ABSTRACT

In this chapter, I explore the links between the political culture of citizenship and the consumer culture of advertising. The chapter’s focus is an investigation of the category of ‘the individual’ which bridges two of my central concerns. Firstly, historically embedded discourses of ‘the individual’ are primary defining forces of the nature and the rights of both the citizen and the consumer. Secondly, feminists have engaged in a range of theoretical critiques which have demonstrated that the ostensibly neutral, universal category of the individual veils a sexed, racialised and classed particularism. In effect, the rights of the individual are based on a white, male, classed, heterosexual model which excludes subordinate groups.

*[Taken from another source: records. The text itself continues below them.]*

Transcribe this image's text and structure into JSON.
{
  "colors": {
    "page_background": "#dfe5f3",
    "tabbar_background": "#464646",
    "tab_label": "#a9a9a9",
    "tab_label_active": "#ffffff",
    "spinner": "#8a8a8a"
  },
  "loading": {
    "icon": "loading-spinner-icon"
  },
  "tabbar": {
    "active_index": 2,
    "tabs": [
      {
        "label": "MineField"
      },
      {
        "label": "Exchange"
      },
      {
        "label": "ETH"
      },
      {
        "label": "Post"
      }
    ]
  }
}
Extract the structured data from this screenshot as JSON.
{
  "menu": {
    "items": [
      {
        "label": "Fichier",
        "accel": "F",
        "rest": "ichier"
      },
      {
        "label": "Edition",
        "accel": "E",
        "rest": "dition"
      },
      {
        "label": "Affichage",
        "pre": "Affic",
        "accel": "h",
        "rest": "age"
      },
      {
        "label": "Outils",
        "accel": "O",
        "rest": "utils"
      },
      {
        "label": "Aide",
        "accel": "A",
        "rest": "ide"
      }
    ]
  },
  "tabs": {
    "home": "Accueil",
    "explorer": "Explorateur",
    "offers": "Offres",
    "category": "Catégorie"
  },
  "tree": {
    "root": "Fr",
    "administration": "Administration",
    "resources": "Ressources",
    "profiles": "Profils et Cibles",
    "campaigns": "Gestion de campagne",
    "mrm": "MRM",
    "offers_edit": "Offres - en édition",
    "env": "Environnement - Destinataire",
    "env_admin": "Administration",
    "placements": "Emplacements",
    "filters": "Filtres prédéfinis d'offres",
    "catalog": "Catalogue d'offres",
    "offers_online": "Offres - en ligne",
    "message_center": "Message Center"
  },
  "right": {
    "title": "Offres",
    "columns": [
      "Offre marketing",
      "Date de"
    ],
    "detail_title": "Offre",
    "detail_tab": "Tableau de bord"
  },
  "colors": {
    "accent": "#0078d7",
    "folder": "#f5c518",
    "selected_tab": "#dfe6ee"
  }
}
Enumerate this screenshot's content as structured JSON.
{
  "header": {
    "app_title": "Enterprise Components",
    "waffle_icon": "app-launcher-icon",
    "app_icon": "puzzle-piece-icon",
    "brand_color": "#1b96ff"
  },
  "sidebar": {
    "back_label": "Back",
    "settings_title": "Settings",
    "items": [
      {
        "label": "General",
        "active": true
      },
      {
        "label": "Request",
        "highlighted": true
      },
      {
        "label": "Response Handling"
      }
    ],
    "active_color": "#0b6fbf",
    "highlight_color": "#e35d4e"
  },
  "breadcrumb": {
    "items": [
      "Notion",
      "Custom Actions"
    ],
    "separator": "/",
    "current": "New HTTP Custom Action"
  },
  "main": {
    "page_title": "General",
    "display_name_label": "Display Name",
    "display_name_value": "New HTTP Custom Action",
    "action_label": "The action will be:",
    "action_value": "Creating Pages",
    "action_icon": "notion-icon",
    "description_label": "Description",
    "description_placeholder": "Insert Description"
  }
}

Exploring the structurally sexed, classed and racialised nature of the ostensibly neutral, universal ‘individual’ goes some way to explain the uneven and paradoxical way in which gender has been theorised in consumerism. Thus, focusing on the individual as a socio-political taxonomy enables me to explore how gender is a central, structuring principle of citizenship and consumerism. It also provides a way into thinking through the assumptions about ‘the subject’ of consumer culture. Many studies posit a preformed subject who engages with discourses of consumerism, ‘applying’ individual agency in acts of consumption. Examining the discursive construction of this subject allows a more nuanced analysis of agency, mediation and power.